Benders M J, van Bel F, van de Bor M
Department of Paediatrics, University Hospital Leiden, The Netherlands.
Acta Paediatr. 1998 Jul;87(7):786-91. doi: 10.1080/080352598750013897.
Cerebral blood flow velocity was studied with two-dimensional/pulsed Doppler ultrasound before, during and after discontinuation of phototherapy in 22 preterm infants (gestational age < or =32 weeks), who were treated for a minimum of 12h with blue-light phototherapy for non-haemolytic hyperbilirubinaemia. Before the cerebral blood flow velocity measurements, patency of the ductus arteriosus was diagnosed by Doppler echocardiography. All infants had normal brain ultrasound scans. Mean cerebral blood flow velocity increased significantly after initiation of phototherapy in all infants. Only in "healthy" (non-ventilated) infants did cerebral blood flow velocity return to pre-phototherapy values (baseline) after discontinuation of phototherapy, whereas in "unhealthy" (ventilated) infants cerebral blood flow velocity did not return to baseline. In 10 infants the ductus arteriosus reopened during phototherapy. In those infants, mean cerebral blood flow velocity returned to pre-phototherapy values after 2 h of phototherapy prior to its discontinuation.

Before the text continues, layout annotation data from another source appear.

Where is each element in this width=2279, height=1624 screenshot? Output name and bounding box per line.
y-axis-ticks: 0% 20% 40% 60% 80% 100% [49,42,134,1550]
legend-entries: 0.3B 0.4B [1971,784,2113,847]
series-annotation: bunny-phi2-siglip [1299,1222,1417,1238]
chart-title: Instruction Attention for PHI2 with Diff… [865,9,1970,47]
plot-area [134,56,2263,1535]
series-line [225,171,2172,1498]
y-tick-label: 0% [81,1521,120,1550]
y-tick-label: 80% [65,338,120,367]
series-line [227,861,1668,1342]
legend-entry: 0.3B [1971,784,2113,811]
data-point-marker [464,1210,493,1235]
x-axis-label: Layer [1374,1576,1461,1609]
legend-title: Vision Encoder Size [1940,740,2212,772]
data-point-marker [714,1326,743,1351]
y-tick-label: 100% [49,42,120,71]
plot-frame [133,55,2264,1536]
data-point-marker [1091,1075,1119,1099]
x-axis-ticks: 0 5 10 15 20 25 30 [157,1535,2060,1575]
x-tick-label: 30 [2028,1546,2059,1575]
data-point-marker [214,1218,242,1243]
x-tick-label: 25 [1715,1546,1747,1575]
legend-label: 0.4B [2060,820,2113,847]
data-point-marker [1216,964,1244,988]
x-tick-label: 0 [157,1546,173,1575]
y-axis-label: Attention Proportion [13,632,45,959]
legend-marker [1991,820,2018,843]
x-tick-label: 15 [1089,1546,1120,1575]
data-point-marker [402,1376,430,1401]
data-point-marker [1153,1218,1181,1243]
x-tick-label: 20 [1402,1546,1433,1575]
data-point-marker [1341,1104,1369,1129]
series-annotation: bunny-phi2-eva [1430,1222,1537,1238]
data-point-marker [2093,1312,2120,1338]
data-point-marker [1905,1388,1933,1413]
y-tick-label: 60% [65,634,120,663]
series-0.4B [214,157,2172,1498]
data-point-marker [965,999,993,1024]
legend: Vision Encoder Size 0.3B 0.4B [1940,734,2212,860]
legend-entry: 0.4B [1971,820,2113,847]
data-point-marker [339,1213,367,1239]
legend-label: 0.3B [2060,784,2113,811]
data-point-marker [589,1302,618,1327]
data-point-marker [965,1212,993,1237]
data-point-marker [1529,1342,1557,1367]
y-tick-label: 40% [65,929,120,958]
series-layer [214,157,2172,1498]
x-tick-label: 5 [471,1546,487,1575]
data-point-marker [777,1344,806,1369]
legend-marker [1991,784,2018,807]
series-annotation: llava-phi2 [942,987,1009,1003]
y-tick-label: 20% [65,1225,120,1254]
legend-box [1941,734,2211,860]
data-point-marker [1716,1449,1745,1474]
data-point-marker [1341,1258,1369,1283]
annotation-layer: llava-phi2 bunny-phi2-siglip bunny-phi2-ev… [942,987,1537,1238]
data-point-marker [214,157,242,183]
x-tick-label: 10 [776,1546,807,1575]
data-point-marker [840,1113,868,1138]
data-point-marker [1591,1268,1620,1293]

对22例孕周小于或等于32周的早产儿进行二维/脉冲多普勒超声检查,以研究其脑血流速度。这些早产儿因非溶血性高胆红素血症接受蓝光光疗至少12小时。在测量脑血流速度之前,通过多普勒超声心动图诊断动脉导管通畅情况。所有婴儿的脑部超声扫描均正常。所有婴儿在光疗开始后平均脑血流速度均显著增加。仅“健康”(未通气)婴儿在光疗停止后脑血流速度恢复到光疗前的值(基线),而“不健康”(通气)婴儿的脑血流速度未恢复到基线。10例婴儿在光疗期间动脉导管重新开放。在这些婴儿中,平均脑血流速度在光疗停止前2小时恢复到光疗前的值。